Será que podemos dizer que Newton estava errado quando Einstein corrigiu suas teorias? Certamente não! Toda teoria deve ser aplicada dentro do seu limite de validade: julgá-la errada quando aplicada fora desses limites é não saber como usá-la.
O próprio Einstein considerou uma de suas ideias como o "maior dos seus erros", a adição da chamada constante cosmológica às equações descrevendo a geometria do Universo.
Em 1931, Einstein visitou o astrônomo Edwin Hubble no observatório do monte Wilson, na Califórnia, e teve a oportunidade de ver o desvio para o vermelho da luz emitida por galáxias distantes. A interpretação mais imediata desse desvio é a expansão do Universo, isto é, que as galáxias estão se afastando umas das outras a altas velocidades. Em 1917, Einstein havia escrito um artigo onde supõe que o Universo é estático, sem expansão alguma.
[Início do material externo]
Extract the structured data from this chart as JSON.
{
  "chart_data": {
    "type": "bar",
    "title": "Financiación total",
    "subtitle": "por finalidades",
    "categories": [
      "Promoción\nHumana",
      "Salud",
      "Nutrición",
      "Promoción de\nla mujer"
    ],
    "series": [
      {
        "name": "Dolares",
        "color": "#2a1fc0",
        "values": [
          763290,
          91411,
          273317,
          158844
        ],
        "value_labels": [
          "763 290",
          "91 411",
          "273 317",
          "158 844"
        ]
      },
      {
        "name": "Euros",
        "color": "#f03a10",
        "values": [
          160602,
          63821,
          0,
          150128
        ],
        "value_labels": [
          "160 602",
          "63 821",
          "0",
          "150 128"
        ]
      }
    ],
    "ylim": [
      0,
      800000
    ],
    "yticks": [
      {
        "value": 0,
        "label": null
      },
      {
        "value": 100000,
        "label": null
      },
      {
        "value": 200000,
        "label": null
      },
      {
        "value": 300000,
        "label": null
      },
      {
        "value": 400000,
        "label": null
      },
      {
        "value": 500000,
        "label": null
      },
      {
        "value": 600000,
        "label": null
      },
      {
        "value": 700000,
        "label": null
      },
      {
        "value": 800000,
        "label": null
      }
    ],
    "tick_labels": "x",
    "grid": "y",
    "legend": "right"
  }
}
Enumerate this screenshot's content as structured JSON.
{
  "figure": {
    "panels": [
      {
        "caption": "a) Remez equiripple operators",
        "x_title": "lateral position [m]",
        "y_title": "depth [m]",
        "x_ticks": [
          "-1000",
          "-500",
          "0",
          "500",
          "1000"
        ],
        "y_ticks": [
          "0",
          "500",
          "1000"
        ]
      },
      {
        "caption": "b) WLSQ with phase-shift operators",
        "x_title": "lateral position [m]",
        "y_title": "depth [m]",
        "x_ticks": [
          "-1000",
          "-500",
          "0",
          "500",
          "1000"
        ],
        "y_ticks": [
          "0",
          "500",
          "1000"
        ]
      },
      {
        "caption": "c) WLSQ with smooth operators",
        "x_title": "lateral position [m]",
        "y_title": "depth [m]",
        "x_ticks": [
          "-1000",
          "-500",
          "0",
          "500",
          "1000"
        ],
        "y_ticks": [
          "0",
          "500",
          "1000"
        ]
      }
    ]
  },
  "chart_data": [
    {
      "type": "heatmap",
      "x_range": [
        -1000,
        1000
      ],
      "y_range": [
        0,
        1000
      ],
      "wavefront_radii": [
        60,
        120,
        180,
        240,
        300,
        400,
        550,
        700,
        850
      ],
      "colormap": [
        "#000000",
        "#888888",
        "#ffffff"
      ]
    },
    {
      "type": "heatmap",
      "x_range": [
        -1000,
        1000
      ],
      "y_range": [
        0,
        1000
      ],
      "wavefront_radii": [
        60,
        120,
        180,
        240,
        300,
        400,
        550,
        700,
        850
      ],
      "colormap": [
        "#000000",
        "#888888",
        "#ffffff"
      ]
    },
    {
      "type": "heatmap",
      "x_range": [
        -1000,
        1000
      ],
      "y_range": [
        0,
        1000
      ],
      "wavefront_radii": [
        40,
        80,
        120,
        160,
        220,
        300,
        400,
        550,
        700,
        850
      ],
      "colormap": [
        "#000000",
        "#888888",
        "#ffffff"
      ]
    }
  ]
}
Para isso, teve de adicionar a constante cosmológica, que garante a solução estática que queria. O resultado de Hubble mostrou que sua suposição não era necessária.

REVIRAVOLTA
Ironicamente, em 1998, astrônomos descobriram que o Universo está em expansão acelerada, efeito que pode ser causado justamente pela constante cosmológica de Einstein. A natureza tem razões que a razão desconhece.
Outro "erro" de Einstein é sua posição com relação à mecânica quântica, que descreve as partículas da matéria. Ele nunca aceitou que, conforme dizia essa área da física, a realidade tivesse um forte componente aleatório.
Até hoje, nada de anormal foi encontrado com a mecânica quântica. Em defesa de Einstein, não houve aqui um erro, mas uma diferença filosófica na sua visão de mundo. É prematuro julgar se sua posição está certa ou errada.
A lição aqui me parece simples: é bom termos cuidado ao julgar teorias a partir de resultados recentes e com pouco escrutínio. Afirmações extraordinárias requerem provas extraordinárias.
Embora o questionamento constante seja vital para a ciência avance, as trombetas da revolução só devem ser soadas após a revolução ter mesmo começado.